Seguro que a todos/as vosotras, más de una vez se os han dormido los pies, esa sensación de hormigueo tan desagradable, que nos dejan el pie inmóvil durante determinados segundos.

Desde Flexor, vamos a explicarte las causas más comunes o principales orígenes: mecánico, vascular y neurológico.

  • En primer lugar destacamos el origen mecánico:

Siempre hemos dicho que el uso de un calzado inadecuado, puede provocar deformidades, o lesiones en los pies, que a su vez, reconducen a una compresión en determinadas zonas del pie; ésta compresión “forzada” provoca que se nos duerma esa zona del pie, científicamente conocido como parestesia.

  • En segundo lugar consideramos el origen neurológico:

Muchas veces, la interrupción de señales neurológicas, provocan parestesia, y puede ser causa de diversas patologías como el abuso del consumo de alcohol, tabaco, fármacos o  diabetes.

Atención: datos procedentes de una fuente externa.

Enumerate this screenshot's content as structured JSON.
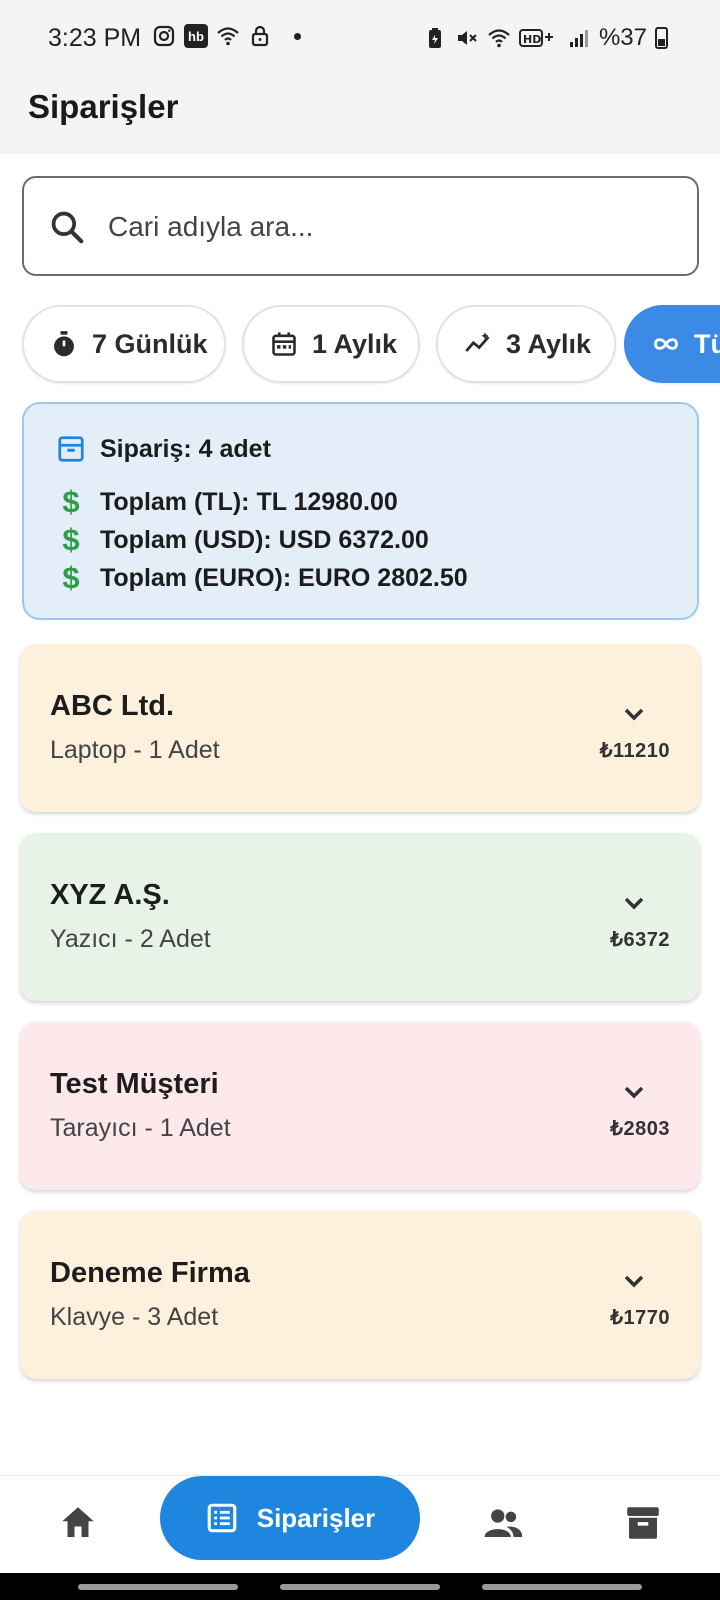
{
  "status_bar": {
    "time": "3:23 PM",
    "hb_badge": "hb",
    "battery": "%37",
    "left_icons": [
      "instagram-icon",
      "hb-icon",
      "wifi-icon",
      "lock-icon"
    ],
    "right_icons": [
      "battery-saver-icon",
      "mute-icon",
      "wifi-icon",
      "hd-icon",
      "signal-icon"
    ]
  },
  "header": {
    "title": "Siparişler"
  },
  "search": {
    "placeholder": "Cari adıyla ara..."
  },
  "filters": [
    {
      "label": "7 Günlük",
      "icon": "timer-icon"
    },
    {
      "label": "1 Aylık",
      "icon": "calendar-icon"
    },
    {
      "label": "3 Aylık",
      "icon": "trend-icon"
    },
    {
      "label": "Tümü",
      "icon": "infinity-icon",
      "active": true
    }
  ],
  "summary": {
    "count": "Sipariş: 4 adet",
    "total_tl": "Toplam (TL): TL 12980.00",
    "total_usd": "Toplam (USD): USD 6372.00",
    "total_euro": "Toplam (EURO): EURO 2802.50"
  },
  "orders": [
    {
      "name": "ABC Ltd.",
      "detail": "Laptop - 1 Adet",
      "price": "₺11210",
      "color": "#fdf0dd"
    },
    {
      "name": "XYZ A.Ş.",
      "detail": "Yazıcı - 2 Adet",
      "price": "₺6372",
      "color": "#e6f3e6"
    },
    {
      "name": "Test Müşteri",
      "detail": "Tarayıcı - 1 Adet",
      "price": "₺2803",
      "color": "#fde8ec"
    },
    {
      "name": "Deneme Firma",
      "detail": "Klavye - 3 Adet",
      "price": "₺1770",
      "color": "#fdf0dd"
    }
  ],
  "bottom_nav": {
    "active_label": "Siparişler",
    "items": [
      "home-icon",
      "orders-icon",
      "customers-icon",
      "products-icon"
    ]
  },
  "colors": {
    "accent": "#1f86e0",
    "chip_active": "#3b8be6",
    "summary_bg": "#e3eef9",
    "dollar": "#2e9e47"
  }
}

  • Por último, el origen vascular:

Por vascular, entendemos “circulación”, es decir, a causa de problemas de circulación en las extremidades inferiores, como la hipertensión, microcirculación alterada por el frío, etc…

A veces, el uso de un zapato inadecuado o la compresión de un vendaje, produce presión en determinadas zonas del pie, causando esa sensación de hormigueo, ya que comprime algunas ramas nerviosas.

 

Como recomendación a grosso modo, podemos destacar la importancia de controlar bien las patologías o enfermedades previamente diagnosticadas, y el uso de un buen calzado, que no presione más de la cuenta ninguna parte del pie, que cuente con una amortiguación óptima; al mismo tiempo que debemos ser conscientes de nuestras posturas corporales en el día a día.

De todas formas, si notas que tus pies se duermen muy a menudo, lo más recomendable es asistir a un profesional, acudir a tu podólogo, para que realice el estudio correspondiente, y poner solución mediante el tratamiento más adecuado y ajustado a tu caso.